Какая-то необыкновенная мягкая прохлада растеклась по жилам. Эта прохлада проникала, казалось, в кровь, замедляя ее движение. Я даже не заметил, когда прекратилось кровотечение из раны, когда исчезла боль. Не могу сказать с уверенностью, что я не терял сознание или, что волк попросту не усыпил меня на какое-то время. Но ручаюсь, что в жизни своей я не испытывал одновременно такого абсолютного чувства покоя и силы, такого совершенного чувства, соединявшего в себе блаженство, беспричинную радость и бесконечное одиночество. Мне стало как-то слишком легко дышать, несмотря на окрестный, отравленный гарью воздух, несмотря на ослабленный приток крови к легким. Клянусь, я еще никогда не чувствовал себя таким здоровым, как в те несколько минут, пока лежал в этом сиянии под взглядом Волка.

Едва я попробовал встать, он остановил меня. Это было внушение, но потом я услышал в себе его мысль, которой не мог ожидать. Он сказал: «Здравствуй, брат». Я едва не… я, кажется, растерялся. Мне показалось, что он собирается уйти, и вот странность. Я вдруг понял, что не хочу, чтобы он уходил. Я понял, что этот зверь единственное в мире существо, перед которым я беззащитен, как младенец, и при этом близок ему, как никто из людей. Я захотел рассказать, как ненавидел, как желал его гибели, как любил Жекки, но едва подумал об этом, как он обрвал меня: «Жекки — моя». И тут же эти слова… они словно бы сразу возвратили мне настоящее сознание, прежние чувства. «Еще посмотрим», — сказал я ему и почувствовал, как постепенно отхожу от гипноза или того смутного сна, в который он меня погрузил. «Поздно, ты опоздал», — услышал я и увидел, что Волк повернулся. «Ты не мой брат», — закричал я. Я снова готов был убить его. «Брат», — донеслось откуда-то уже издалека.

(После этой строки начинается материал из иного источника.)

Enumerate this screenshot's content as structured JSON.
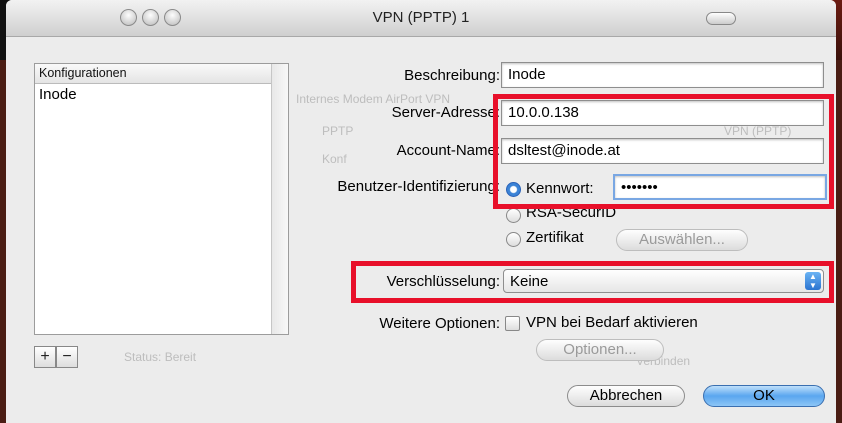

Он ушел, а я остался лежать на том же месте и скоро, вообразите — преспокойно заснул. Дальше уже не было ничего занимательного. Очнулся почти здоровым, только внутри все горело, и рана начала снова ныть. Когда я стал пробираться между деревьями, вспомнил, что совсем рядом Никольское, ее дом… Но пойти туда я не мог, а мне нужно было куда-то пойти, и… тогда я пошел к вам, Поликарп Матвеич…

Грег налил себе полный стакан настойки и невесело усмехнувшись чему-то, осушил его в два глотка. Он был уже сильно пьян и пил все еще с жадностью, почти не закусывая, как будто расчитывая затопить бушующее внутри пламя, как будто крепкая поликарповка была напитком, способным погасить его странный огонь.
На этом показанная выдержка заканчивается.